Here are some games played by the top player from generation 150:
This strategy performs consistently better than the one from generation 50, and it clearly commits fewer avoidable errors, allowing it to survive longer, but still two of these deaths could have been avoided by walking onto an adjacent white square instead of a black one. While some of the previous strategy’s flaws have been fixed, some still remain, either because they were never “fixed,” or because they were messed up by random mutation.
Here are four games played by the top player from generation 400, during the final plateau of the simulation:
Once again, two of these deaths resulted from avoidable mistakes (in game 1, for instance, the player easily could have proceeded upwards instead of to the right in order to avoid dying).

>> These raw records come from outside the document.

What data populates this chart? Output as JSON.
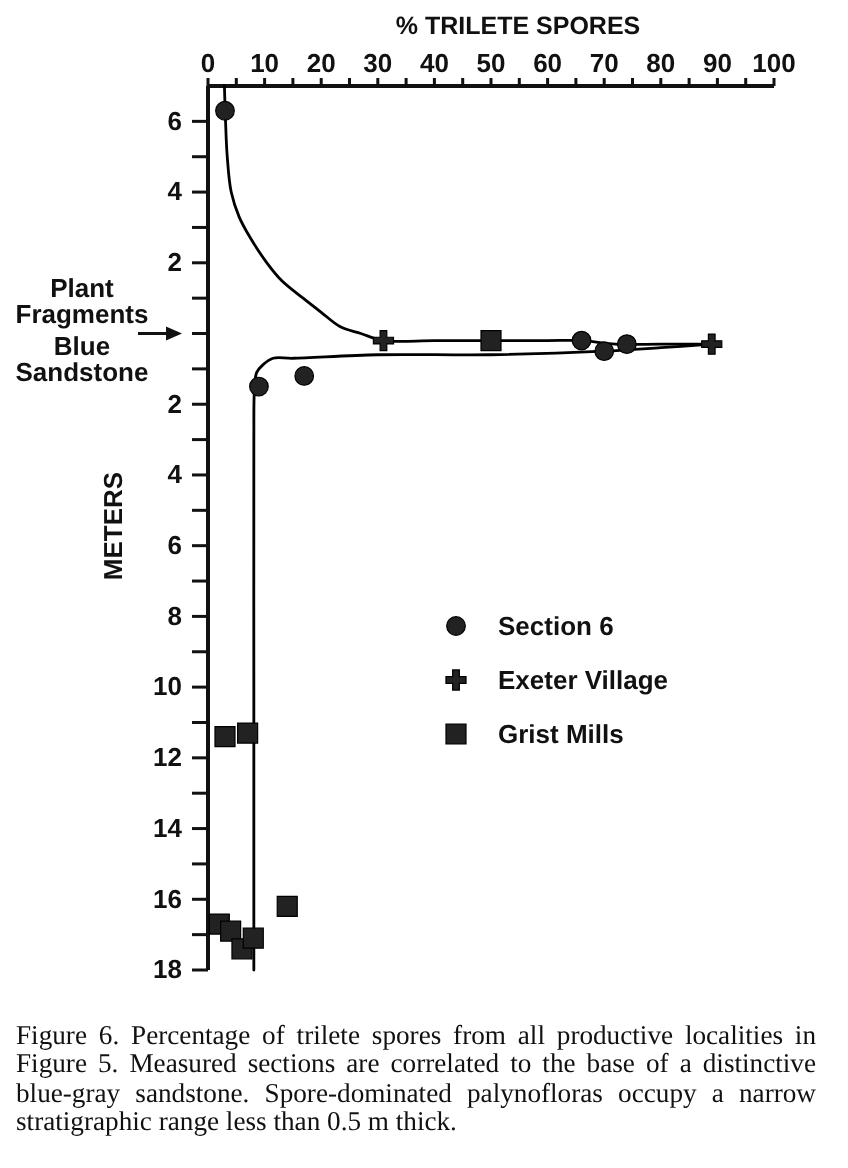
{
  "chart_data": {
    "type": "scatter",
    "xlabel": "% TRILETE SPORES",
    "ylabel": "METERS",
    "xlim": [
      0,
      100
    ],
    "xticks": [
      0,
      {
        "value": 5,
        "label": null
      },
      10,
      {
        "value": 15,
        "label": null
      },
      20,
      {
        "value": 25,
        "label": null
      },
      30,
      {
        "value": 35,
        "label": null
      },
      40,
      {
        "value": 45,
        "label": null
      },
      50,
      {
        "value": 55,
        "label": null
      },
      60,
      {
        "value": 65,
        "label": null
      },
      70,
      {
        "value": 75,
        "label": null
      },
      80,
      {
        "value": 85,
        "label": null
      },
      90,
      {
        "value": 95,
        "label": null
      },
      100
    ],
    "ylim": [
      -18,
      7
    ],
    "yticks": [
      6,
      {
        "value": 5,
        "label": null
      },
      4,
      {
        "value": 3,
        "label": null
      },
      2,
      {
        "value": 1,
        "label": null
      },
      {
        "value": 0,
        "label": null
      },
      {
        "value": -1,
        "label": null
      },
      {
        "value": -2,
        "label": "2"
      },
      {
        "value": -3,
        "label": null
      },
      {
        "value": -4,
        "label": "4"
      },
      {
        "value": -5,
        "label": null
      },
      {
        "value": -6,
        "label": "6"
      },
      {
        "value": -7,
        "label": null
      },
      {
        "value": -8,
        "label": "8"
      },
      {
        "value": -9,
        "label": null
      },
      {
        "value": -10,
        "label": "10"
      },
      {
        "value": -11,
        "label": null
      },
      {
        "value": -12,
        "label": "12"
      },
      {
        "value": -13,
        "label": null
      },
      {
        "value": -14,
        "label": "14"
      },
      {
        "value": -15,
        "label": null
      },
      {
        "value": -16,
        "label": "16"
      },
      {
        "value": -17,
        "label": null
      },
      {
        "value": -18,
        "label": "18"
      }
    ],
    "legend": "right",
    "series": [
      {
        "name": "Section 6",
        "marker": "circle",
        "color": "#222222",
        "x": [
          3,
          66,
          70,
          74,
          9,
          17
        ],
        "values": [
          6.3,
          -0.2,
          -0.5,
          -0.3,
          -1.5,
          -1.2
        ]
      },
      {
        "name": "Exeter Village",
        "marker": "cross",
        "color": "#222222",
        "x": [
          31,
          89
        ],
        "values": [
          -0.2,
          -0.3
        ]
      },
      {
        "name": "Grist Mills",
        "marker": "square",
        "color": "#222222",
        "x": [
          50,
          3,
          7,
          14,
          2,
          4,
          6,
          8
        ],
        "values": [
          -0.2,
          -11.4,
          -11.3,
          -16.2,
          -16.7,
          -16.9,
          -17.4,
          -17.1
        ]
      },
      {
        "type": "line",
        "color": "#000000",
        "x": [
          2.9,
          3.1,
          3.4,
          4.1,
          5.5,
          7.5,
          10.4,
          13,
          16.8,
          20,
          23.3,
          27,
          31,
          40,
          50,
          60,
          66,
          72,
          80,
          89
        ],
        "values": [
          7,
          6,
          5,
          4,
          3.3,
          2.7,
          2,
          1.5,
          1,
          0.6,
          0.2,
          0,
          -0.2,
          -0.2,
          -0.2,
          -0.2,
          -0.2,
          -0.3,
          -0.3,
          -0.3
        ]
      },
      {
        "type": "line",
        "color": "#000000",
        "x": [
          8.1,
          8.1,
          8.1,
          8.2,
          8.6,
          9.6,
          11.5,
          15,
          30,
          50,
          70,
          80,
          89
        ],
        "values": [
          -18,
          -10,
          -3,
          -1.6,
          -1.1,
          -0.9,
          -0.7,
          -0.7,
          -0.6,
          -0.6,
          -0.5,
          -0.4,
          -0.3
        ]
      }
    ],
    "annotations": [
      "Plant Fragments",
      "Blue Sandstone",
      "Figure 6. Percentage of trilete spores from all productive localities in Figure 5. Measured sections are correlated to the base of a distinctive blue-gray sandstone. Spore-dominated palynofloras occupy a narrow stratigraphic range less than 0.5 m thick."
    ]
  }
}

However, the player still avoids many more mistakes that players from earlier generations committed.
It’s worth noting that the simulation explored in detail above is not necessarily representative of all possible outcomes of the system. In some other simulations carried out afterwards, I noticed that the stair-stepping effect sometimes turned out to be more or less clear. Furthermore, the strategy evolved often turns out to be a little bit different, sometimes forming a horizontal zigzag, or even a spiral.
Now would also be a good time to discuss the effect of the particular scoring mechanism that we put in place. By using the players’ average score to rank them, we placed no value on consistency or reliability, which is reflected in some of the examples above. In other words, players that do fairly well most of the time would receive the same ranking (or a lower ranking) than players that do poorly most of the time and very well on occasion, since the occasional excellent scores would make up for the frequent failures. This is reflected, for example, in the player from generation 400 receiving the drastically different scores of 5 and 64 on two consecutive games - if players were ranked based on their minimum score, such a player would have received only an aggregate score of 5.

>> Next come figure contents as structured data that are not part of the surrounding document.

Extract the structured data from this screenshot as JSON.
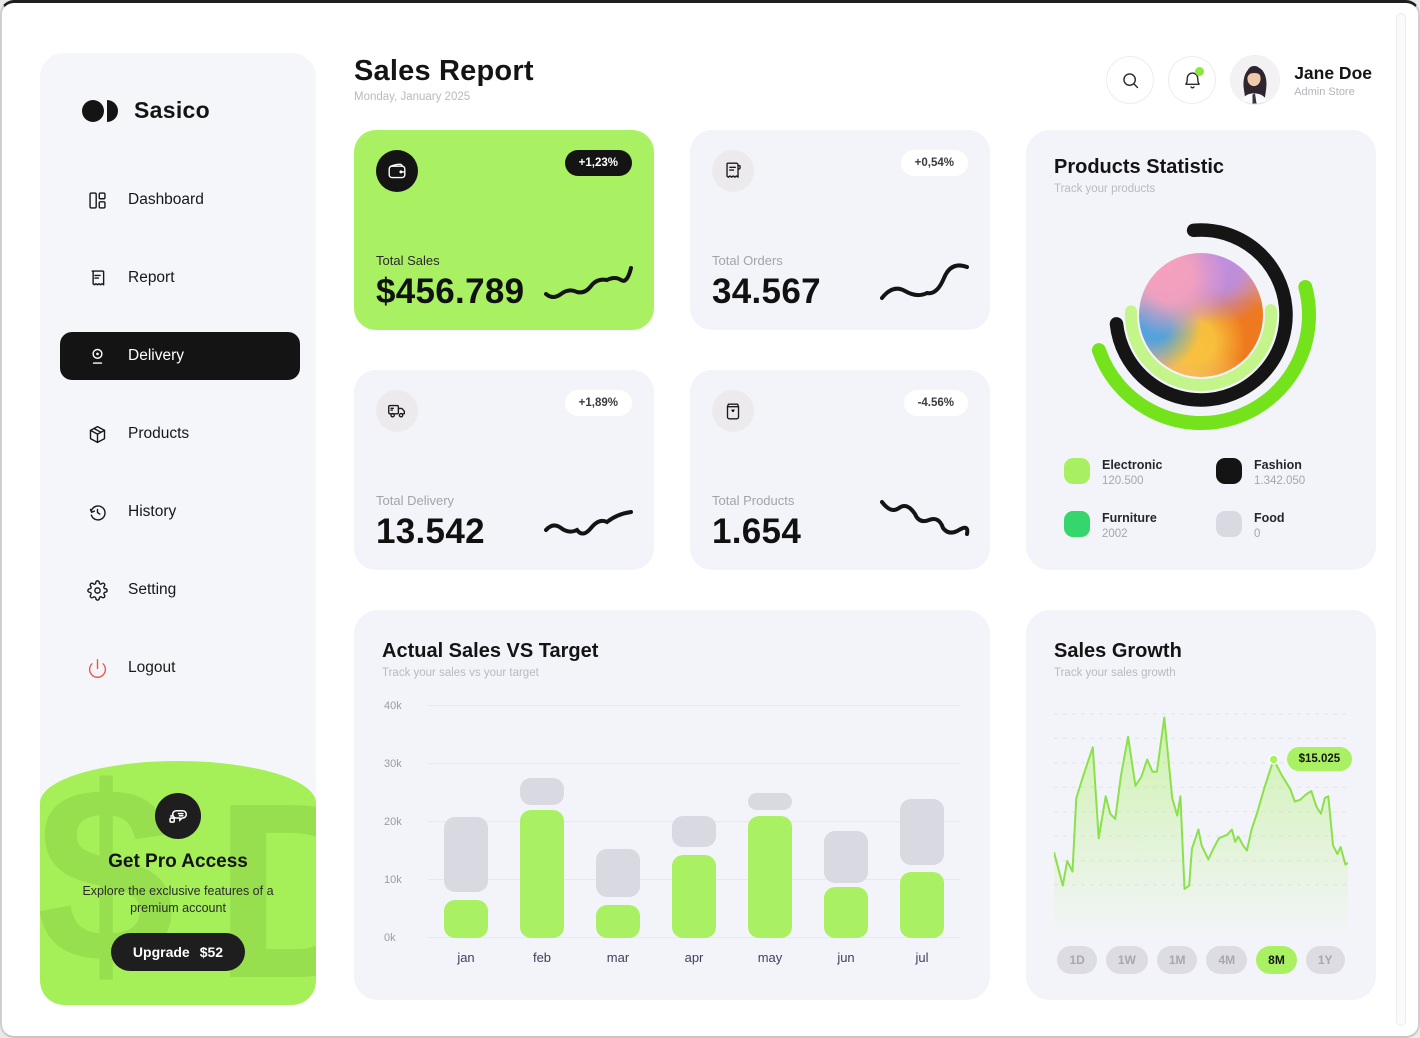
{
  "brand": {
    "name": "Sasico"
  },
  "colors": {
    "accent_green": "#a9f162",
    "bright_green": "#74e31c",
    "pale_green": "#c3f58a",
    "emerald": "#35d66b",
    "black": "#141414",
    "gray_bar": "#d9d9e2",
    "logout_red": "#e8574b"
  },
  "sidebar": {
    "items": [
      {
        "id": "dashboard",
        "label": "Dashboard",
        "icon": "dashboard",
        "active": false
      },
      {
        "id": "report",
        "label": "Report",
        "icon": "report",
        "active": false
      },
      {
        "id": "delivery",
        "label": "Delivery",
        "icon": "delivery",
        "active": true
      },
      {
        "id": "products",
        "label": "Products",
        "icon": "products",
        "active": false
      },
      {
        "id": "history",
        "label": "History",
        "icon": "history",
        "active": false
      },
      {
        "id": "setting",
        "label": "Setting",
        "icon": "setting",
        "active": false
      },
      {
        "id": "logout",
        "label": "Logout",
        "icon": "logout",
        "active": false,
        "danger": true
      }
    ],
    "promo": {
      "watermark": "$D",
      "title": "Get Pro Access",
      "description": "Explore the exclusive features of a premium account",
      "button_label": "Upgrade",
      "button_price": "$52"
    }
  },
  "header": {
    "title": "Sales Report",
    "date": "Monday, January 2025",
    "user": {
      "name": "Jane Doe",
      "role": "Admin Store"
    }
  },
  "stat_cards": [
    {
      "id": "total-sales",
      "label": "Total Sales",
      "value": "$456.789",
      "badge": "+1,23%",
      "icon": "wallet",
      "variant": "green",
      "trend": "up"
    },
    {
      "id": "total-orders",
      "label": "Total Orders",
      "value": "34.567",
      "badge": "+0,54%",
      "icon": "receipt",
      "variant": "light",
      "trend": "up"
    },
    {
      "id": "total-delivery",
      "label": "Total Delivery",
      "value": "13.542",
      "badge": "+1,89%",
      "icon": "truck",
      "variant": "light",
      "trend": "up"
    },
    {
      "id": "total-products",
      "label": "Total Products",
      "value": "1.654",
      "badge": "-4.56%",
      "icon": "bag",
      "variant": "light",
      "trend": "down"
    }
  ],
  "products_statistic": {
    "title": "Products Statistic",
    "subtitle": "Track your products",
    "legend": [
      {
        "label": "Electronic",
        "value": "120.500",
        "color": "#a8ef62"
      },
      {
        "label": "Fashion",
        "value": "1.342.050",
        "color": "#141414"
      },
      {
        "label": "Furniture",
        "value": "2002",
        "color": "#35d66b"
      },
      {
        "label": "Food",
        "value": "0",
        "color": "#d9d9e2"
      }
    ],
    "arcs": [
      {
        "name": "pale-green-arc",
        "r": 70,
        "width": 12,
        "color": "#c3f58a",
        "start": -4,
        "end": 183
      },
      {
        "name": "bright-green-arc",
        "r": 108,
        "width": 14,
        "color": "#74e31c",
        "start": -15,
        "end": 161
      },
      {
        "name": "black-arc",
        "r": 85,
        "width": 13.5,
        "color": "#151515",
        "start": -95,
        "end": 174
      }
    ]
  },
  "sales_growth": {
    "title": "Sales Growth",
    "subtitle": "Track your sales growth",
    "ranges": [
      "1D",
      "1W",
      "1M",
      "4M",
      "8M",
      "1Y"
    ],
    "active_range": "8M"
  },
  "chart_data": [
    {
      "type": "bar",
      "title": "Actual Sales VS Target",
      "subtitle": "Track your sales vs your target",
      "categories": [
        "jan",
        "feb",
        "mar",
        "apr",
        "may",
        "jun",
        "jul"
      ],
      "series": [
        {
          "name": "actual",
          "color": "#a9f162",
          "values": [
            6.5,
            22,
            5.7,
            14.3,
            21,
            8.8,
            11.3
          ]
        },
        {
          "name": "target",
          "color": "#d9d9e2",
          "ranges": [
            [
              8,
              20.8
            ],
            [
              23,
              27.6
            ],
            [
              7,
              15.3
            ],
            [
              15.7,
              21
            ],
            [
              22.1,
              25
            ],
            [
              9.5,
              18.4
            ],
            [
              12.6,
              23.9
            ]
          ]
        }
      ],
      "unit": "k",
      "yticks": [
        "0k",
        "10k",
        "20k",
        "30k",
        "40k"
      ],
      "ylim": [
        0,
        40
      ],
      "grid": true,
      "legend_position": "none"
    },
    {
      "type": "area",
      "title": "Sales Growth",
      "subtitle": "Track your sales growth",
      "line_color": "#8be14b",
      "fill_color": "#a9f162",
      "grid": "dashed",
      "points": [
        [
          0,
          79
        ],
        [
          3,
          98
        ],
        [
          4.5,
          84
        ],
        [
          6.3,
          90
        ],
        [
          7.6,
          48
        ],
        [
          10,
          35
        ],
        [
          13.2,
          19
        ],
        [
          15.2,
          71
        ],
        [
          17.6,
          47
        ],
        [
          19.1,
          57
        ],
        [
          20.8,
          60
        ],
        [
          22.8,
          35
        ],
        [
          25.2,
          13
        ],
        [
          27.7,
          41
        ],
        [
          29.7,
          36
        ],
        [
          31.7,
          26
        ],
        [
          33.5,
          33
        ],
        [
          35,
          33
        ],
        [
          37.5,
          2
        ],
        [
          40.2,
          48
        ],
        [
          41.9,
          58
        ],
        [
          43,
          47
        ],
        [
          44.4,
          100
        ],
        [
          46,
          98
        ],
        [
          46.9,
          77
        ],
        [
          49.1,
          66
        ],
        [
          50.2,
          75
        ],
        [
          52.5,
          83
        ],
        [
          54.5,
          76
        ],
        [
          56.1,
          71
        ],
        [
          58.9,
          69
        ],
        [
          60.5,
          66
        ],
        [
          61.6,
          73
        ],
        [
          62.7,
          70
        ],
        [
          64.3,
          75
        ],
        [
          65.6,
          78
        ],
        [
          67.2,
          66
        ],
        [
          69.2,
          56
        ],
        [
          71.4,
          43
        ],
        [
          74.7,
          26
        ],
        [
          77.5,
          35
        ],
        [
          80.4,
          43
        ],
        [
          81.9,
          50
        ],
        [
          83.7,
          49
        ],
        [
          85.7,
          46
        ],
        [
          87.5,
          44
        ],
        [
          89.3,
          53
        ],
        [
          90.8,
          57
        ],
        [
          92.1,
          48
        ],
        [
          93.3,
          47
        ],
        [
          94.9,
          75
        ],
        [
          96.4,
          80
        ],
        [
          97.5,
          76
        ],
        [
          99.1,
          86
        ],
        [
          100,
          85
        ]
      ],
      "tooltip": {
        "x": 74.7,
        "y": 26,
        "label": "$15.025"
      }
    }
  ]
}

In fact, to see what would happen, I tweaked my code to instead rank players based on their minimum score received over the course of a certain number of games, rather than their average score. The result was rather interesting - the players perform well much more consistently than the players generated by the previous experiment. Here’s a graph for a simulation that I ran in which players were evaluated instead based on their minimum scores:
This may not look very impressive, but keep in mind that this is a graph of the top player’s minimum score, the average minimum score, and the bottom player’s minimum score from each generation. In that respect, it is much more impressive than the strategies generated by the previous simulation, which often played a few spectacular games and failed miserably on the rest. Here are a few test games with the top player from generation 1000:
That should serve as an adequate demonstration that the measurement used to rank members of the population has a great effect on their performance. It isn’t just as simple as selecting for the “best” players; their performance depends heavily on how we choose to define “best.”
I’ll conclude this post with a short list of factors that influence the outcome of these simulations, and the types of traits that members of the population evolve. Some of these factors haven’t been discussed in depth in this post, but I have done a bit of experimentation with them on my own.
I’d like to repeat this experiment in a future blog post, perhaps in a more thorough and rigorous way, and with a different task/puzzle for players to complete. I would encourage any interested reader to copy the code outlined in this post and experiment with it independently.